Tunable multiband directional electromagnetic scattering from spoof Mie resonant structure

TL;DR

This paper presents a design for a spoof Mie resonant structure that achieves tunable multiband directional electromagnetic scattering by supporting multiple dipole modes, with potential applications across microwave to terahertz frequencies.

Contribution

The study introduces a quasiperiodic spoof Mie resonant structure enabling multi-band directional scattering through multiple electric and magnetic dipole excitations, a novel approach in the field.

Findings

Directional scattering controlled by wavelength and geometry.

Multi-band scattering achieved with quasiperiodic structure.

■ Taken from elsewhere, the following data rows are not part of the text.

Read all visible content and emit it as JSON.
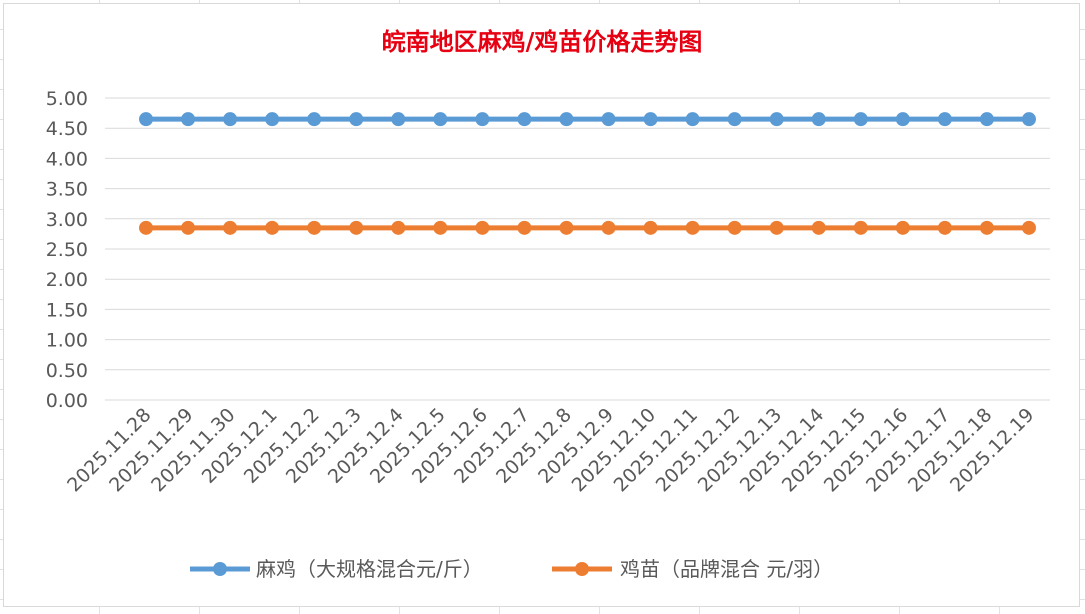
{
  "chart_data": {
    "type": "line",
    "title": "皖南地区麻鸡/鸡苗价格走势图",
    "xlabel": "",
    "ylabel": "",
    "categories": [
      "2025.11.28",
      "2025.11.29",
      "2025.11.30",
      "2025.12.1",
      "2025.12.2",
      "2025.12.3",
      "2025.12.4",
      "2025.12.5",
      "2025.12.6",
      "2025.12.7",
      "2025.12.8",
      "2025.12.9",
      "2025.12.10",
      "2025.12.11",
      "2025.12.12",
      "2025.12.13",
      "2025.12.14",
      "2025.12.15",
      "2025.12.16",
      "2025.12.17",
      "2025.12.18",
      "2025.12.19"
    ],
    "yticks": [
      "0.00",
      "0.50",
      "1.00",
      "1.50",
      "2.00",
      "2.50",
      "3.00",
      "3.50",
      "4.00",
      "4.50",
      "5.00"
    ],
    "ylim": [
      0,
      5
    ],
    "grid": true,
    "legend_position": "bottom",
    "series": [
      {
        "name": "麻鸡（大规格混合元/斤）",
        "color": "#5b9bd5",
        "values": [
          4.65,
          4.65,
          4.65,
          4.65,
          4.65,
          4.65,
          4.65,
          4.65,
          4.65,
          4.65,
          4.65,
          4.65,
          4.65,
          4.65,
          4.65,
          4.65,
          4.65,
          4.65,
          4.65,
          4.65,
          4.65,
          4.65
        ]
      },
      {
        "name": "鸡苗（品牌混合 元/羽）",
        "color": "#ed7d31",
        "values": [
          2.85,
          2.85,
          2.85,
          2.85,
          2.85,
          2.85,
          2.85,
          2.85,
          2.85,
          2.85,
          2.85,
          2.85,
          2.85,
          2.85,
          2.85,
          2.85,
          2.85,
          2.85,
          2.85,
          2.85,
          2.85,
          2.85
        ]
      }
    ]
  }
}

Enhanced directionality due to electric quadrupole contribution.

Abstract

We demonstrate that directional electromagnetic scattering can be realized from a artificial Mie resonant strcuture which supports electric and magnetic dipole modes simultaneously. The directivity of the far-field radiation pattern can be switched by changing the incident light wavelength as well as tailoring the geometric parameters of the structure. Particularly, the electric quadrupole at higher frequency contribute significantly to the scattered fields, leading to enhancement of the directionality. In addition, we further design a quasiperiodic spoof Mie resonant structure by alternately inserting two materials into the slits. The results show that multi-band directional light scattering are realized by exciting multiple electric and magnetic dipole modes with different frequencies in the quasiperiodic structure. The presented design concept is general from microwave to terahertz region and can be applied for various advanced optical devices, such as antenna, metamaterial and metsurface.